Q: What is it like to be a woman in the corporate world?
A: Ninety-five percent of the time, I was the only woman in the room. It was like high school and breaking into the popular set of kids. Women are the outsiders.
Men executives have often been together for a long time. So success is about who you know and having the right mentor. It’s about knowing how to speak the language. It also takes tenacity. “Cowgirl up” is a cowboy mantra. It means, when you’re down, get your gumption and get back on the horse.
Q: What are some examples of discrimination?
A: You are traveling and people ask, “Who is with your kids?” That bugs me. So I joke and say: “I don’t know! I need to go check on that. Gimme a minute!”
Before this conference in Boston, I was in the bar and was asked several times if I was setting up the show. I said I was one of the presenters. They said, “Oh, I thought you were a marketing person.” As a woman, people judge you on your appearances.
Q: What strengths do women bring to business?
A: We have a collaborative leadership style as opposed to the go-and-conquer style prevalent in businesses run by males. This doesn’t mean we are soft. It means we are relationship builders. We want people to come together in order to get them to work harder and better.
Women also have a strong moral compass. In corporate America today, executives are rewarded for bending the rules and sometime breaking them to get things done. Employees have asked me whether we were going to have a downsizing. I have had to say, “I know, and I can’t tell you.” I don’t say, “I don’t know,” because that would be a lie.
It’s a slippery slope. If you start slipping, soon you are breaking rules and you’re Enron. It’s about staying true to yourself and maintaining integrity.
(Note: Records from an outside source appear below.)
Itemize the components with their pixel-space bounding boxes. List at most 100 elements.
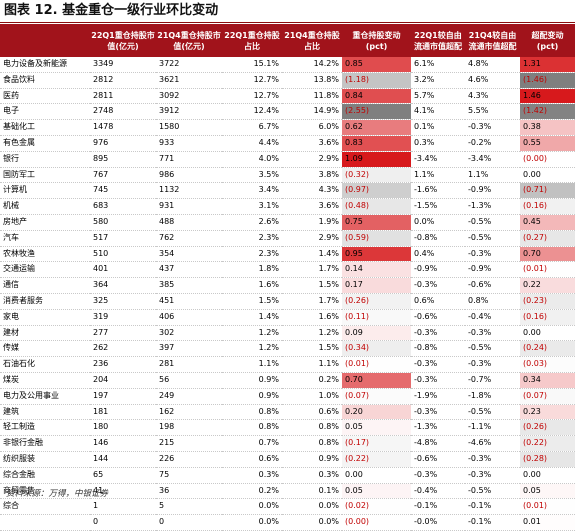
q1-cell: 767 xyxy=(90,167,156,184)
p4-cell: 0.2% xyxy=(282,372,342,389)
o1-cell: -1.5% xyxy=(411,198,465,215)
table-row: 计算机 745 1132 3.4% 4.3% (0.97) -1.6% -0.9% (0.71) xyxy=(0,182,575,200)
q4-cell: 75 xyxy=(156,467,222,484)
ochg-cell: 1.46 xyxy=(520,88,575,105)
q1-cell: 2812 xyxy=(90,72,156,89)
q1-cell: 277 xyxy=(90,325,156,342)
o4-cell: -3.4% xyxy=(465,151,520,168)
p1-cell: 2.3% xyxy=(222,246,282,263)
q1-cell: 745 xyxy=(90,182,156,200)
q4-cell: 488 xyxy=(156,214,222,231)
p4-cell: 0.8% xyxy=(282,435,342,452)
q1-cell: 181 xyxy=(90,404,156,421)
table-row: 医药 2811 3092 12.7% 11.8% 0.84 5.7% 4.3% 1.46 xyxy=(0,88,575,105)
p4-cell: 1.5% xyxy=(282,277,342,294)
chg-cell: (0.07) xyxy=(342,388,411,405)
p1-cell: 1.5% xyxy=(222,293,282,310)
q1-cell: 65 xyxy=(90,467,156,484)
ochg-cell: 0.55 xyxy=(520,135,575,152)
chg-cell: 0.17 xyxy=(342,277,411,294)
chg-cell: (0.97) xyxy=(342,182,411,200)
p1-cell: 2.6% xyxy=(222,214,282,231)
chg-cell: 1.09 xyxy=(342,151,411,168)
p1-cell: 1.2% xyxy=(222,340,282,358)
p4-cell: 3.6% xyxy=(282,135,342,152)
q1-cell: 204 xyxy=(90,372,156,389)
o1-cell: -1.9% xyxy=(411,388,465,405)
header-cell: 21Q4重仓持股市值(亿元) xyxy=(156,24,222,57)
p1-cell: 3.4% xyxy=(222,182,282,200)
p4-cell: 1.7% xyxy=(282,293,342,310)
name-cell: 交通运输 xyxy=(0,261,90,279)
ochg-cell: (0.07) xyxy=(520,388,575,405)
table-row: 电力及公用事业 197 249 0.9% 1.0% (0.07) -1.9% -1.8% (0.… xyxy=(0,388,575,405)
o4-cell: -0.9% xyxy=(465,182,520,200)
figure-title: 图表 12. 基金重仓一级行业环比变动 xyxy=(4,3,219,18)
table-row: 房地产 580 488 2.6% 1.9% 0.75 0.0% -0.5% 0.45 xyxy=(0,214,575,231)
o4-cell: -0.5% xyxy=(465,214,520,231)
chg-cell: (0.00) xyxy=(342,514,411,531)
p4-cell: 1.4% xyxy=(282,246,342,263)
p1-cell: 15.1% xyxy=(222,57,282,73)
q4-cell: 36 xyxy=(156,483,222,500)
p4-cell: 1.2% xyxy=(282,325,342,342)
q1-cell: 510 xyxy=(90,246,156,263)
ochg-cell: 0.23 xyxy=(520,404,575,421)
o4-cell: -0.6% xyxy=(465,277,520,294)
table-row: 通信 364 385 1.6% 1.5% 0.17 -0.3% -0.6% 0.22 xyxy=(0,277,575,294)
source-note: 资料来源：万得，中银证券 xyxy=(6,489,109,499)
o1-cell: -0.1% xyxy=(411,498,465,516)
ochg-cell: 0.70 xyxy=(520,246,575,263)
o4-cell: 0.8% xyxy=(465,293,520,310)
ochg-cell: (0.01) xyxy=(520,498,575,516)
q1-cell: 1478 xyxy=(90,119,156,136)
table-row: 建材 277 302 1.2% 1.2% 0.09 -0.3% -0.3% 0.00 xyxy=(0,325,575,342)
p1-cell: 3.5% xyxy=(222,167,282,184)
q4-cell: 3722 xyxy=(156,57,222,73)
p4-cell: 1.7% xyxy=(282,261,342,279)
industry-table: 22Q1重仓持股市值(亿元) 21Q4重仓持股市值(亿元) 22Q1重仓持股占比… xyxy=(0,24,575,531)
p1-cell: 1.4% xyxy=(222,309,282,326)
q4-cell: 3092 xyxy=(156,88,222,105)
chg-cell: 0.05 xyxy=(342,483,411,500)
p1-cell: 0.8% xyxy=(222,404,282,421)
q4-cell: 762 xyxy=(156,230,222,247)
p4-cell: 6.0% xyxy=(282,119,342,136)
o1-cell: 0.3% xyxy=(411,135,465,152)
o1-cell: -0.3% xyxy=(411,372,465,389)
name-cell: 电力设备及新能源 xyxy=(0,57,90,73)
chg-cell: (0.11) xyxy=(342,309,411,326)
o1-cell: 3.2% xyxy=(411,72,465,89)
q4-cell: 354 xyxy=(156,246,222,263)
title-rule xyxy=(0,22,575,23)
p1-cell: 4.0% xyxy=(222,151,282,168)
q4-cell: 933 xyxy=(156,135,222,152)
ochg-cell: 0.38 xyxy=(520,119,575,136)
ochg-cell: (0.22) xyxy=(520,435,575,452)
ochg-cell: (0.23) xyxy=(520,293,575,310)
name-cell: 电子 xyxy=(0,103,90,121)
name-cell: 汽车 xyxy=(0,230,90,247)
o4-cell: -0.3% xyxy=(465,467,520,484)
p4-cell: 3.6% xyxy=(282,198,342,215)
header-cell: 22Q1重仓持股占比 xyxy=(222,24,282,57)
table-row: 有色金属 976 933 4.4% 3.6% 0.83 0.3% -0.2% 0.55 xyxy=(0,135,575,152)
o1-cell: -0.3% xyxy=(411,356,465,373)
p4-cell: 4.3% xyxy=(282,182,342,200)
chg-cell: 0.14 xyxy=(342,261,411,279)
name-cell: 纺织服装 xyxy=(0,451,90,468)
o1-cell: 0.4% xyxy=(411,246,465,263)
q4-cell: 437 xyxy=(156,261,222,279)
p1-cell: 2.3% xyxy=(222,230,282,247)
p4-cell: 0.6% xyxy=(282,404,342,421)
name-cell: 电力及公用事业 xyxy=(0,388,90,405)
q4-cell: 5 xyxy=(156,498,222,516)
o1-cell: -4.8% xyxy=(411,435,465,452)
name-cell: 医药 xyxy=(0,88,90,105)
chg-cell: 0.84 xyxy=(342,88,411,105)
chg-cell: 0.62 xyxy=(342,119,411,136)
name-cell: 非银行金融 xyxy=(0,435,90,452)
o4-cell: 4.8% xyxy=(465,57,520,73)
header-cell: 21Q4重仓持股占比 xyxy=(282,24,342,57)
table-row: 汽车 517 762 2.3% 2.9% (0.59) -0.8% -0.5% (0.27) xyxy=(0,230,575,247)
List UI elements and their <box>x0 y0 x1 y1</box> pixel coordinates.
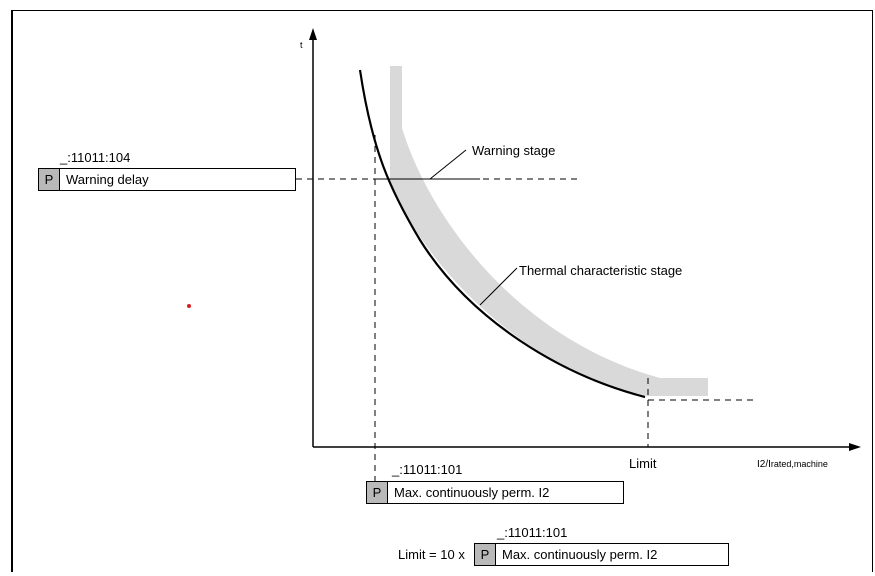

Q: What were your toughest moments at Avaya?
A: As you go up the ladder, you are asked to do tough things. Like let the bottom 10 percent of workers go. That is very difficult to swallow when you have spent so much time building relationships.
Q: What is the emotional toll?
A: Stress. Overload. I even got glasses because I was getting headaches. But it was stress. I thought I had an ulcer once.
What also happens with me, and maybe this is typical, is that I take it out on the ones I love. You come home and you kick the plant and yell at your kids for something small because they are not “cooperating.” You just lose it sometimes.
I will never forget this one day. I got a call from one of our top customers when my daughter was home from school. We were playing in the park, but I needed to take the call. She had to go potty. So I’m on the phone, and my daughter is squatting behind a bush. I stopped and said to myself: “This is madness. What am I doing?”
Q: Your husband works full time. What is your strategy for achieving a life balance?
A: I have a tremendously high-energy husband who does as much as or more than I do. We try hard to have one of us here at all times.
Here’s a typical day: He gets home at 2 p.m. from the airport. I leave at 8 in the morning. I take the kids to school, and he picks them up. Now if his flight is late, I have to have a backup plan. This is my day. This is what I do.
Q: How do you relax?
A: I write the book (“Cowgirl Up: A Woman’s Guide to Navigating the Corporate Frontier”). It’s very therapeutic.
When I started the book, I was in the “I have left Avaya; what am I going to do with my life?” stage. One night I worked three hours in the middle of the night. My daughter came in at 5 a.m. and asked, “What are you doing out of bed?”
I said, “I am writing a book.” And she asked, “Who is going to read your book?” And I said, “Well, I am not really sure, but I think I am writing it for me and for you.”
I want her to have all of this insight that I have learned over my life. I want to make the road easier for other women. She said, “That is so special.”